At a benefit concert, 2003
Christian recalls Karen’s early-career style as “art-student chic”, while the designer-slash-musician herself, affectionately, refers to them as “garbagey,” and “a hodgepodge” of mix-and-matched pieces. Here, Karen wears one of Christian’s earliest designs, a collage-style dress with a print inspired by one of the designer’s very first works of art.
Playing The Forum in London, 2004
This very Ziggy Stardust-inspired look belongs to what Christian calls “the leotard phase of Fever To Tell”. According to the designer, Karen’s wild onstage antics inspired her to pull this old leotard pattern from her archives. “[Karen] needed something she could easily maneuver in and that wouldn’t poke her if she fell down,” she wrote more recently on Instagram.
In the “Zero” music video, 2009
In 2009, the Yeah Yeah Yeahs released their third studio album, It’s Blitz with electro-pop single “Zero”. For the music video, Karen asked Christian to design her a leather motorcycle jacket. The result was this über-studded confection, which Karen describes as “a little slice of rock heaven.”

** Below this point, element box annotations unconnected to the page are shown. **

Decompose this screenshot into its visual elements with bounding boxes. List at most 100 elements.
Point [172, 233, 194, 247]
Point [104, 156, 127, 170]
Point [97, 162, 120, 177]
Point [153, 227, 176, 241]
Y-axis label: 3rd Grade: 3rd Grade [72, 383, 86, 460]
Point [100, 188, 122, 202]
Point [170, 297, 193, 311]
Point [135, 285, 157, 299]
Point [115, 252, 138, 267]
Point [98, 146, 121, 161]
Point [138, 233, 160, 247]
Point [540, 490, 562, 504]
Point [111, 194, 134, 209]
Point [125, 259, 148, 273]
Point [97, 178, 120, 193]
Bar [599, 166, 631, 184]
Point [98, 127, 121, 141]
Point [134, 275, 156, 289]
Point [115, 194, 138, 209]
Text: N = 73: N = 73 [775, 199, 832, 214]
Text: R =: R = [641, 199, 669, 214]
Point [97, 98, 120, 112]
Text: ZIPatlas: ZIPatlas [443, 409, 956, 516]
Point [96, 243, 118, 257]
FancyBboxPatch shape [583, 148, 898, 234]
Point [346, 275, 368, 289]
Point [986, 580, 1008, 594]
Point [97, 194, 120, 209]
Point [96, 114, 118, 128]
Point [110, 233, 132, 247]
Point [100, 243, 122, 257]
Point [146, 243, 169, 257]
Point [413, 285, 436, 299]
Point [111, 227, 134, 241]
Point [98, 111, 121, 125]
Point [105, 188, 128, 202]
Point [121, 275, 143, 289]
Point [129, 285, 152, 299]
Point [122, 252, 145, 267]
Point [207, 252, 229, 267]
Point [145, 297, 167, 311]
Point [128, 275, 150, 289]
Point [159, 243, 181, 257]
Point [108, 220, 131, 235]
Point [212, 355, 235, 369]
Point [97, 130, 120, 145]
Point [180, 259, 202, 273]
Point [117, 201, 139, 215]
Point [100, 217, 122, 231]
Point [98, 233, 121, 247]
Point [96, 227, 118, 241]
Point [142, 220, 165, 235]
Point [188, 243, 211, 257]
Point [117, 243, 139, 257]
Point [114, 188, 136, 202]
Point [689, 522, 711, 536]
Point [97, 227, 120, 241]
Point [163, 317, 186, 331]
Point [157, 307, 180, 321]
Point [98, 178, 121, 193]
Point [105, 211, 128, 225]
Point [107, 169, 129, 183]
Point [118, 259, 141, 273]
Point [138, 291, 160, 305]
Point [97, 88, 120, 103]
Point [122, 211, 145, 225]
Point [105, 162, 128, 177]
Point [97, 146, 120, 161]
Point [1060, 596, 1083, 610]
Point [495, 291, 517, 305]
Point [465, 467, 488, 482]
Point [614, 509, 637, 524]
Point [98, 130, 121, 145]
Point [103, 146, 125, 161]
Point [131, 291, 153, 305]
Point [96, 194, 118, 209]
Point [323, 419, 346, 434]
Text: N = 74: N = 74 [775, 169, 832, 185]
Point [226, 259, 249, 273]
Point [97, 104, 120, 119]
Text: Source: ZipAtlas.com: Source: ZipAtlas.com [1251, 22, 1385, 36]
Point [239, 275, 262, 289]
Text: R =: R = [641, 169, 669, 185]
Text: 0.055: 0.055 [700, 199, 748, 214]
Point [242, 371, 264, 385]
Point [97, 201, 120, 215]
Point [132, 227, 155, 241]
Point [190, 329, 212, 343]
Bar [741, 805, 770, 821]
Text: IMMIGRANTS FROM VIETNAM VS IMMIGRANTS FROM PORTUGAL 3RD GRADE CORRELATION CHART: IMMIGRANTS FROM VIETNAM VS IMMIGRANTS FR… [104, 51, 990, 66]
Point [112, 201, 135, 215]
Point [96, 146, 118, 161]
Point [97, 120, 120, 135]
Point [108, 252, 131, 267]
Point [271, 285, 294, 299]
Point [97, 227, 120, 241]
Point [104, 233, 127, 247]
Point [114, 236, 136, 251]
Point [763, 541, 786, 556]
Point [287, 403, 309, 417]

In the “Heads Will Roll” music video, 2009
The Yeah Yeah Yeahs followed up “Zero” with second It’s Blitz single, “Heads Will Roll”. In the song’s horror-inspired music video, Karen wears a crimson lamé dress with a set of leg-of-mutton sleeves which Christian made from a dollar-store shower curtain.
At Coachella, 2009
“What I wear onstage and how I present myself brings a lot of joy. That’s at the heart of it. It’s not about a trend. It’s just the joy of creating,” Karen O told The New York Times this year. Here, performing at Coachella she’s wearing one such joyous look: a cape made of enormous gold sequins.
At a MoMA party, 2010
Karen and Christian first started dabbling in prints in 2006, during the Yeah Yeah Yeah’s Show Me Your Bones era. Things only ramped up from there. By 2009, as the band was touring It’s Blitz, clashing patterns had become Karen’s signature. Here, the singer wears a cape dress with a custom pattern by Christian. It’s artsy, it’s outré, and it’s completely Karen.